Le projet E-visa lancé le 30 avril 2023 a également permis de produire plus de 5 700 cartes consulaires et plus de 510 laissez-passer. Selon le ministre des Relations extérieures, Lejeune Mbella Mbella, des efforts restent à faire.
Le 30 avril 2023, le Cameroun prenait la décision de basculer en ligne pour ce qui est la production des produits consulaires. Le projet E-visa voyait alors le jour. Un contrat de partenariat en mode BOT (Build, Operate and Transfer) a été signé avec la Société Impact Palmares R&D SAS, pour le financement, la conception et la réalisation de la sécurisation et l’uniformisation des prestations consulaires du Cameroun pour une période de dix (10) ans, renouvelable. C’était le 1er avril 2022. Un an après la signature, le Cameroun procède effectivement au basculement en ligne via la plateforme numérique www.evisacam.cm ou www.evisacam.com, des procédures de délivrance des prestations consulaires du Cameroun. Nous sommes le 30 avril 2023. Dès lors, les demandes de visas d’entrée sur le territoire national se faisait uniquement à travers cette plateforme, dans un système hautement sécurisé.
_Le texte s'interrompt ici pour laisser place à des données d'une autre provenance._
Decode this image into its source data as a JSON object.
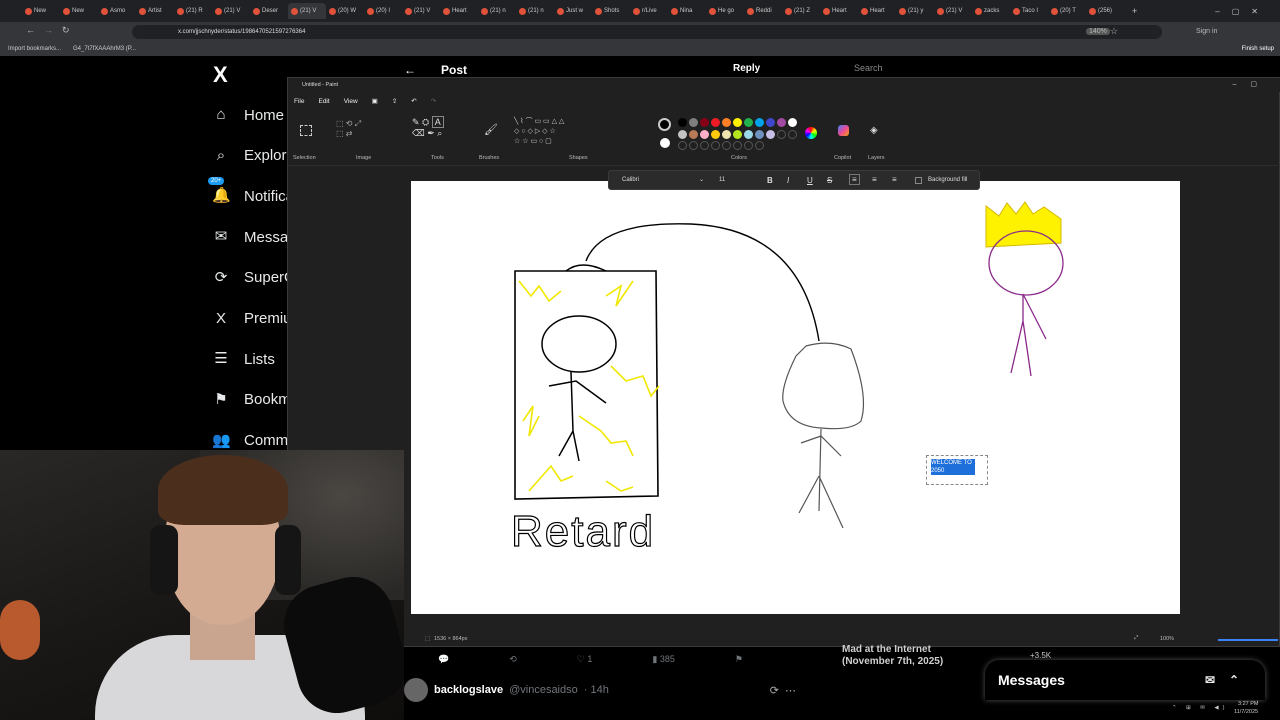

Trois ans plus tard, les chiffres sont éloquents. En effet, le ministre des Relations extérieures, Lejeune Mbella Mbella a fait un bilan de cette initiative. Selon les données reçues par Le Jour, le projet E-visa a permis de délivrer plus de 541 mille visas aux visiteurs entrants sur le territoire national ; plus de 5 700 cartes consulaires produites suite au lancement en octobre 2025 des prestations consulaires dites de seconde génération délivrée aux membres de la diaspora ; plus de 510 laisser-passer (ordinaire et mortuaires). On a désormais 46 postes consulaires au service de milliers de visiteurs, deux aéroports internationaux (Douala et Yaoundé) opérationnel ; des centres de validation aménagés dans des administrations partenaires ; des organes de gestion du projet mis sur pied, comprenant toutes les administrations partenaires à l’effet de s’assurer du suivi-évaluation de sa mise en œuvre. « Il convient également de rappeler que, le projet E-visa a permis à l’Etat du Cameroun d’engranger des bénéfices appréciables au terme des trois premières années de sa mise en œuvre. Le Minrex apporte désormais de façon concrète, une contribution significative au trésor public à travers un mécanisme plus efficace de sécurisation de la recette issue des prestations consulaires », s’est réjoui le ministre avant d’ajouter : « En termes de plus-value qu’apporte ce nouveau dispositif, on peut relever, outre un meilleur suivi des statistiques des visiteurs entrants par les deux principaux aéroports internationaux du Cameroun, une harmonisation ainsi qu’une sécurisation du système de délivrance des prestations consulaires du Cameroun. »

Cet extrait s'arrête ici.